Aomine grimace à cette idée en fouillant dans son frigo de quoi se sustenter. Il réchauffe un plat cuisiné et s'installe sur son ilot en regardant les infos sur sa tablette. Une fois englouti son repas sans saveur mais remplissant tout de même son but premier : stopper les protestations sonores de son estomac, il fait un brin de vaisselle et avise son appartement. Pas trop petit, pas trop grand. Standard. Décoration sobre et identique à tous les appartements de la résidence. Ça va, ce n'est pas encore le bordel, et Satsuki ne lui a fait aucune remarque. C'est qu'il a dû s'améliorer. Il n'est pas mécontent d'avoir eu droit à un logement de fonction. D'ordinaire il n'aime pas quand son nom lui offre des passe-droits où des raccourcis qu'il n'a pas demandés. Mais là-dessus, si ça avait eu la moindre influence, il a préféré fermer les yeux. Au moins il n'a que les charges liées à l'entretien et à la sécurité à ses frais et évidement, le ravitaillement de ses placards. Ce qui lui laisse assez d'argent pour en envoyer à sa mère et s'offrir quelques sorties à l'occasion.

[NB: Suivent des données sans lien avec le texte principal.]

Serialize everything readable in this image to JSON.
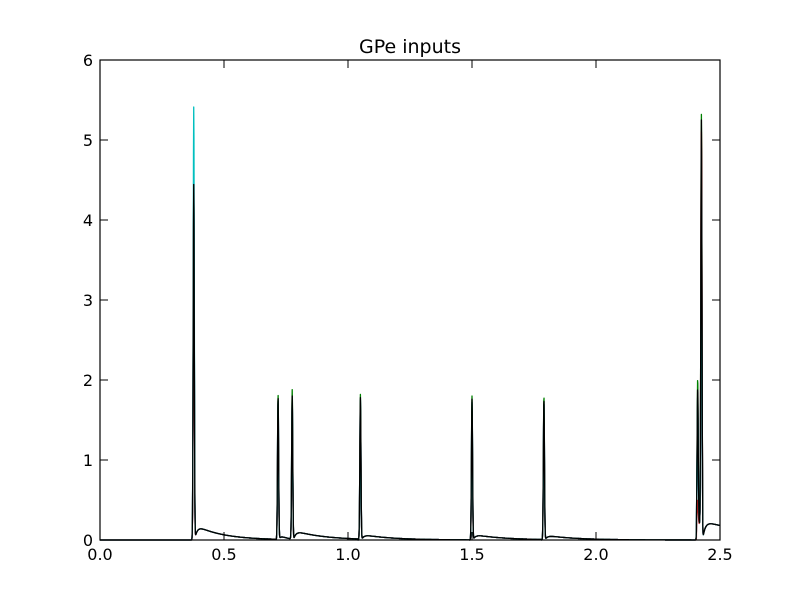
{
  "chart_data": {
    "type": "line",
    "title": "GPe inputs",
    "xlabel": "",
    "ylabel": "",
    "xlim": [
      0.0,
      2.5
    ],
    "ylim": [
      0,
      6
    ],
    "x_ticks": [
      "0.0",
      "0.5",
      "1.0",
      "1.5",
      "2.0",
      "2.5"
    ],
    "y_ticks": [
      "0",
      "1",
      "2",
      "3",
      "4",
      "5",
      "6"
    ],
    "grid": false,
    "legend": "none",
    "series": [
      {
        "color": "#0000ff",
        "peaks": [
          [
            0.378,
            4.3
          ],
          [
            0.718,
            1.75
          ],
          [
            0.775,
            1.75
          ],
          [
            1.05,
            1.75
          ],
          [
            1.5,
            1.72
          ],
          [
            1.79,
            1.72
          ],
          [
            2.41,
            1.6
          ],
          [
            2.425,
            4.7
          ]
        ]
      },
      {
        "color": "#008000",
        "peaks": [
          [
            0.378,
            4.4
          ],
          [
            0.718,
            1.82
          ],
          [
            0.775,
            1.88
          ],
          [
            1.05,
            1.82
          ],
          [
            1.5,
            1.8
          ],
          [
            1.79,
            1.8
          ],
          [
            2.41,
            1.82
          ],
          [
            2.425,
            5.12
          ]
        ]
      },
      {
        "color": "#ff0000",
        "peaks": [
          [
            0.378,
            4.2
          ],
          [
            0.718,
            1.5
          ],
          [
            0.775,
            1.5
          ],
          [
            1.05,
            1.5
          ],
          [
            1.5,
            1.45
          ],
          [
            1.79,
            1.45
          ],
          [
            2.41,
            0.3
          ],
          [
            2.425,
            4.9
          ]
        ]
      },
      {
        "color": "#00bfbf",
        "peaks": [
          [
            0.378,
            5.42
          ],
          [
            0.718,
            1.45
          ],
          [
            0.775,
            1.55
          ],
          [
            1.05,
            1.45
          ],
          [
            1.5,
            1.45
          ],
          [
            1.79,
            1.45
          ],
          [
            2.41,
            1.45
          ],
          [
            2.425,
            4.2
          ]
        ]
      },
      {
        "color": "#000000",
        "peaks": [
          [
            0.378,
            4.45
          ],
          [
            0.718,
            1.78
          ],
          [
            0.775,
            1.8
          ],
          [
            1.05,
            1.78
          ],
          [
            1.5,
            1.76
          ],
          [
            1.79,
            1.76
          ],
          [
            2.41,
            1.7
          ],
          [
            2.425,
            5.05
          ]
        ]
      }
    ]
  }
}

Par la baie vitrée de la pièce principale, il a même une vue sur le terrain de street du quartier et ses doigts le démangent quand il aperçoit des joueurs en plein match. Son humeur maussade disparaît aussitôt que la perspective de tâter du ballon l'envahit. Jouer lui fera du bien. Normalement, aujourd'hui était censé être son jour off en termes de sport mais le basket ça ne compte pas. Ça fera toujours exception.

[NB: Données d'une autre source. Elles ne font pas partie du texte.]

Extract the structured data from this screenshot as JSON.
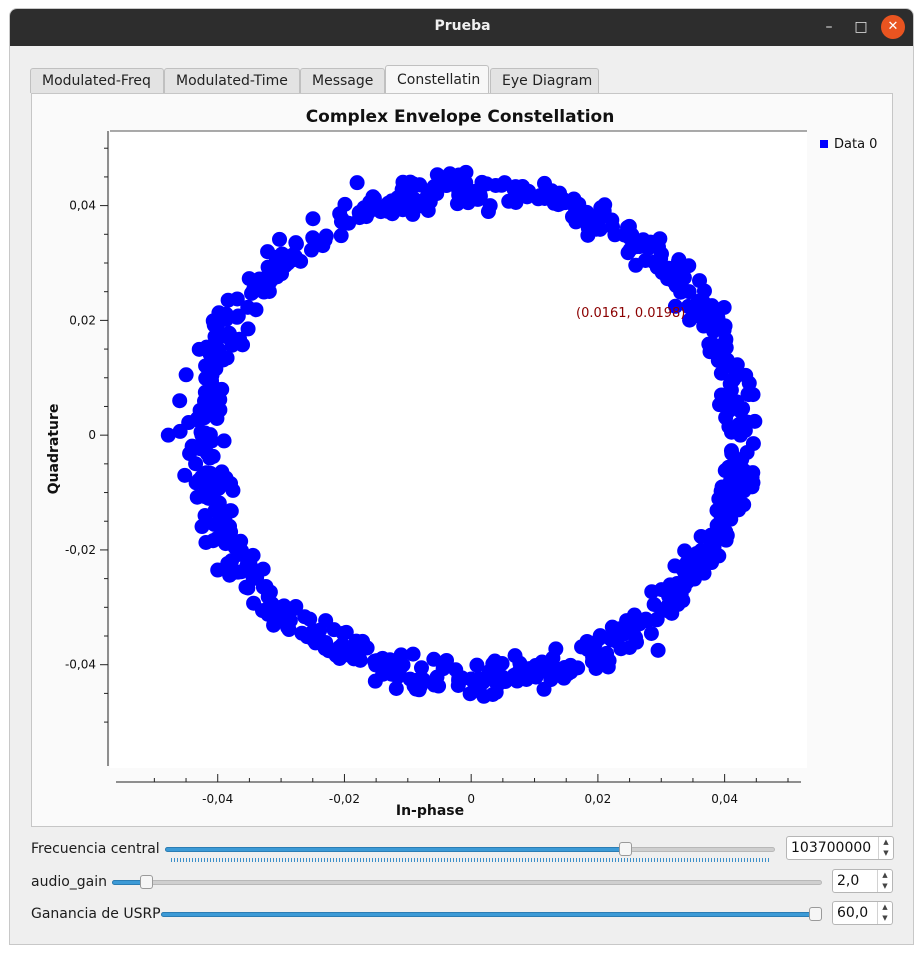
{
  "window": {
    "title": "Prueba",
    "accent_color": "#e95420"
  },
  "tabs": [
    {
      "label": "Modulated-Freq",
      "active": false
    },
    {
      "label": "Modulated-Time",
      "active": false
    },
    {
      "label": "Message",
      "active": false
    },
    {
      "label": "Constellatin",
      "active": true
    },
    {
      "label": "Eye Diagram",
      "active": false
    }
  ],
  "plot": {
    "cursor_readout": "(0.0161, 0.0198)"
  },
  "chart_data": {
    "type": "scatter",
    "title": "Complex Envelope Constellation",
    "xlabel": "In-phase",
    "ylabel": "Quadrature",
    "xlim": [
      -0.057,
      0.053
    ],
    "ylim": [
      -0.058,
      0.053
    ],
    "xticks": [
      "-0,04",
      "-0,02",
      "0",
      "0,02",
      "0,04"
    ],
    "yticks": [
      "0,04",
      "0,02",
      "0",
      "-0,02",
      "-0,04"
    ],
    "legend_position": "top-right",
    "marker_color": "#0000ff",
    "series": [
      {
        "name": "Data 0",
        "shape": "ring",
        "center": [
          0.0,
          0.0
        ],
        "radius": 0.0425,
        "jitter": 0.0022,
        "points": [
          [
            0.0425,
            0.0
          ],
          [
            0.0404,
            0.0131
          ],
          [
            0.0344,
            0.025
          ],
          [
            0.025,
            0.0344
          ],
          [
            0.0131,
            0.0404
          ],
          [
            0.0,
            0.0425
          ],
          [
            -0.0131,
            0.0404
          ],
          [
            -0.025,
            0.0344
          ],
          [
            -0.0344,
            0.025
          ],
          [
            -0.0404,
            0.0131
          ],
          [
            -0.0425,
            0.0
          ],
          [
            -0.0404,
            -0.0131
          ],
          [
            -0.0344,
            -0.025
          ],
          [
            -0.025,
            -0.0344
          ],
          [
            -0.0131,
            -0.0404
          ],
          [
            0.0,
            -0.0425
          ],
          [
            0.0131,
            -0.0404
          ],
          [
            0.025,
            -0.0344
          ],
          [
            0.0344,
            -0.025
          ],
          [
            0.0404,
            -0.0131
          ],
          [
            0.0431,
            -0.0062
          ],
          [
            -0.0478,
            0.0
          ],
          [
            -0.046,
            0.006
          ],
          [
            -0.0452,
            -0.007
          ],
          [
            -0.042,
            -0.014
          ],
          [
            -0.04,
            -0.0235
          ],
          [
            -0.018,
            0.044
          ],
          [
            -0.003,
            0.0445
          ],
          [
            0.003,
            0.04
          ],
          [
            0.002,
            -0.0455
          ],
          [
            0.025,
            -0.037
          ],
          [
            0.0295,
            -0.0375
          ],
          [
            0.037,
            0.02
          ],
          [
            0.039,
            0.013
          ],
          [
            0.0395,
            0.007
          ],
          [
            -0.039,
            -0.001
          ],
          [
            0.0016,
            -0.043
          ]
        ]
      }
    ]
  },
  "controls": [
    {
      "label": "Frecuencia central",
      "value": "103700000",
      "fraction": 0.76
    },
    {
      "label": "audio_gain",
      "value": "2,0",
      "fraction": 0.04
    },
    {
      "label": "Ganancia de USRP",
      "value": "60,0",
      "fraction": 1.0
    }
  ]
}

Sur le playground, un collègue qui vit dans la résidence et qu'il croise de temps en temps affronte un trio d'étudiants. Aomine salue les joueurs et vient épauler l'autre flic.
Dans la vie, Aomine déteste stagner plus que tout. Il a sans cesse besoin d'évoluer, de progression. Et quand ça coince quelque part, il essaye d'avancer ailleurs. Pour avoir toujours des étapes à franchir, et surtout ne pas ruminer le passé. Le basket, c'est un peu son exutoire. Le domaine qu'il maîtrise et où la progression semble pourtant sans limite. Tout comme le café, c'est sa drogue. Il se shoote à l'effort autant qu'il le peut. Ce sport qu'il affectionne depuis gamin le rassemble. S'il reste trop longtemps sans jouer, ça le rend dingue. Heureusement, il trouve toujours des gars du coin pour des affrontements plus ou moins sérieusement.

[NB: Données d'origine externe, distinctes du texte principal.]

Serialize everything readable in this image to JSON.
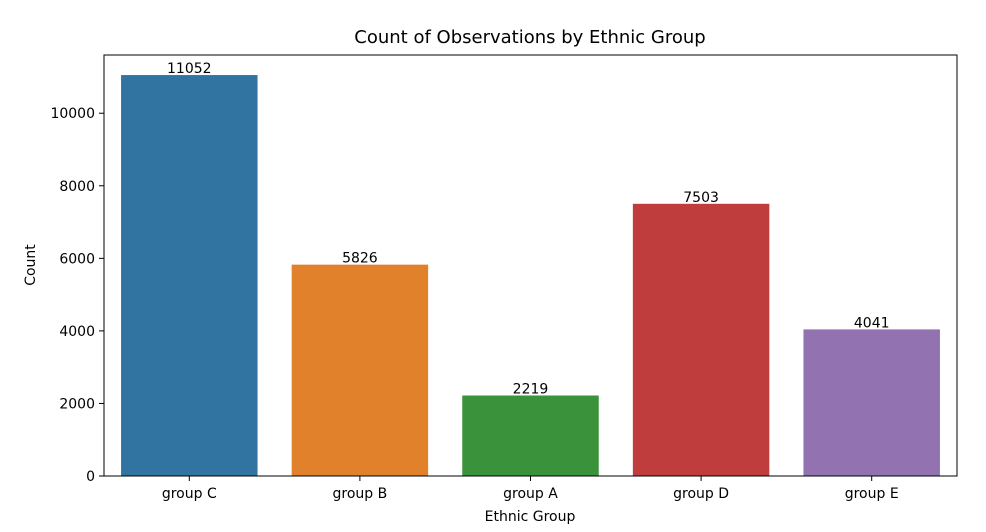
{
  "chart_data": {
    "type": "bar",
    "title": "Count of Observations by Ethnic Group",
    "xlabel": "Ethnic Group",
    "ylabel": "Count",
    "categories": [
      "group C",
      "group B",
      "group A",
      "group D",
      "group E"
    ],
    "values": [
      11052,
      5826,
      2219,
      7503,
      4041
    ],
    "data_labels": [
      "11052",
      "5826",
      "2219",
      "7503",
      "4041"
    ],
    "colors": [
      "#3274a1",
      "#e1812c",
      "#3a923a",
      "#c03d3e",
      "#9372b2"
    ],
    "yticks": [
      0,
      2000,
      4000,
      6000,
      8000,
      10000
    ],
    "ytick_labels": [
      "0",
      "2000",
      "4000",
      "6000",
      "8000",
      "10000"
    ],
    "ylim": [
      0,
      11605
    ],
    "grid": false,
    "legend": false
  }
}
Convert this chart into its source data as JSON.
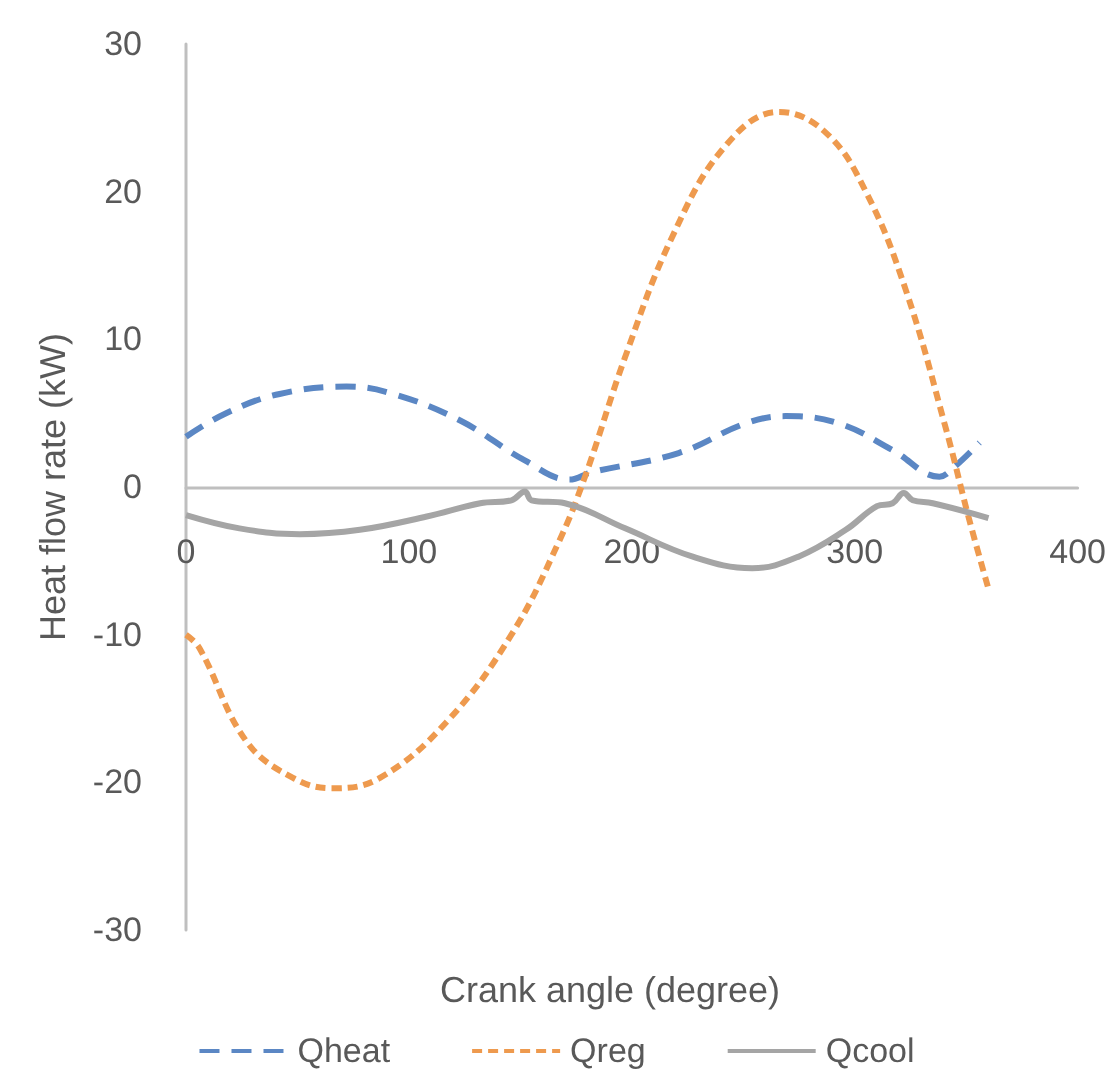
{
  "chart_data": {
    "type": "line",
    "xlabel": "Crank angle (degree)",
    "ylabel": "Heat flow rate (kW)",
    "xlim": [
      0,
      400
    ],
    "xticks": [
      0,
      100,
      200,
      300,
      400
    ],
    "ylim": [
      -30,
      30
    ],
    "yticks": [
      -30,
      -20,
      -10,
      0,
      10,
      20,
      30
    ],
    "grid": false,
    "legend": "bottom",
    "marker": "none",
    "series": [
      {
        "name": "Qheat",
        "color": "#5b87c4",
        "line_style": "dashed",
        "x": [
          0,
          18,
          42,
          72,
          93,
          123,
          152,
          172,
          182,
          221,
          251,
          269,
          293,
          317,
          338,
          345,
          356
        ],
        "values": [
          3.4,
          5.0,
          6.3,
          6.8,
          6.3,
          4.5,
          1.8,
          0.5,
          1.0,
          2.3,
          4.3,
          4.8,
          4.3,
          2.5,
          0.7,
          1.4,
          3.0
        ]
      },
      {
        "name": "Qreg",
        "color": "#ee9a4e",
        "line_style": "dotted",
        "x": [
          0,
          6,
          27,
          48,
          66,
          87,
          117,
          146,
          167,
          179,
          197,
          218,
          242,
          266,
          287,
          305,
          323,
          341,
          351,
          360
        ],
        "values": [
          -10.0,
          -10.9,
          -17.2,
          -19.7,
          -20.4,
          -19.7,
          -15.9,
          -10.0,
          -3.8,
          0.7,
          8.8,
          16.9,
          23.1,
          25.4,
          24.0,
          20.0,
          13.3,
          3.9,
          -2.0,
          -6.9
        ]
      },
      {
        "name": "Qcool",
        "color": "#a5a5a5",
        "line_style": "solid",
        "x": [
          0,
          24,
          51,
          78,
          108,
          132,
          146,
          152,
          155,
          170,
          197,
          227,
          254,
          275,
          296,
          310,
          317,
          322,
          326,
          335,
          360
        ],
        "values": [
          -1.9,
          -2.8,
          -3.2,
          -2.9,
          -2.0,
          -1.1,
          -0.9,
          -0.3,
          -0.9,
          -1.1,
          -2.8,
          -4.7,
          -5.5,
          -4.7,
          -2.9,
          -1.3,
          -1.1,
          -0.4,
          -0.9,
          -1.1,
          -2.1
        ]
      }
    ]
  }
}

Au bout d'un moment, le trio abandonne. Leur serrant la main avec amertume. Aomine sourit, il a l'habitude d'être à l'origine des airs dépités de ses adversaires et ça le rassure de voir qu'il ne perd pas la main. Avoir renoncé à une carrière dans le basket finalement, c'est aussi avoir dit adieu à toute la pression qui lui gâchait son plaisir. Son coéquipier le tire de sa nostalgie avec une claque virile dans le dos.

« Eh bien ! Malgré ta charmante visite, tu pètes la forme à ce que je vois !

— Uh ? » marmonne Aomine en levant un sourcil interrogateur sur son partenaire du jour.

« Ahaha j'étais assigné à la sécurité de la résidence cette nuit. Je n'ai pas pu m'empêcher de remarquer le nom de ta copine sur le registre. » Lui explique l'autre avec un clin d'œil appuyé.

« Satsuki ? Ce n'est pas ma copine.

— Ah bon ?

— Ouais… t'es pas le premier à te méprendre. J'ten veux pas. »

Satsuki sa petite amie… Ce n'est effectivement pas la première fois qu'on lui demande, mais à chaque fois il trouve ça ridicule.

Aomine aime les grands espaces, et il a du mal à partager le sien. Plus qu'une habitude difficile à changer, il a besoin de ces moments seul pour digérer certaines choses qu'il voit au quotidien et que la plupart des gens ignorent ou préfèrent ignorer. Lui, il n'a pas le choix de les vivre s'il veut les améliorer. Et parfois, c'est pesant. La pression il la gère plutôt bien, du genre à garder son sang-froid en toute circonstance. Mais il reste humain. Ce qu'il enfouit par devoir finit toujours par ressortir et impacter les gens qui l'entourent. Alors dans ces moments-là, il préfère tout simplement s'isoler. Pas une de ses ex n'a su le comprendre jusqu'ici et il n'a jamais pris aucune de ses relations assez au sérieux pour tenter de leur expliquer pour les retenir.

En fait, il n'a pas de mal à trouver des conquêtes, et à sortir avec de chouettes filles. Il a juste du mal dès qu'il s'agit de s'investir. Il est beaucoup trop focalisé sur sa carrière pour pouvoir se concentrer sur une histoire d'amour sérieuse. Ses petites amies ont toujours fini par l'ennuyer, sans parler des horaires, incompatibles avec une vie de couple… Plus de contraintes que d'avantages finalement, et des compromis qu'il n'est tout simplement pas prêt à faire.

Satsuki elle, elle sait. Elle le connait mieux que personne. Et pourtant, il n'y a jamais rien eu qui s'apparentait à de la romance entre eux. Comme si d'un accord tacite, ils avaient écarté cette idée pour ne pas risquer de se perdre. Pourtant, ce serait tellement plus simple s'il était capable de l'aimer de cette façon-là.

Sans plus se justifier, il quitte le terrain, laissant l'autre flic avec un air oscillant entre l'étonnement et la suspicion sur le visage. Il s'en tape, il y a longtemps qu'il a arrêté d'essayer d'expliquer aux gens ce qui les lie.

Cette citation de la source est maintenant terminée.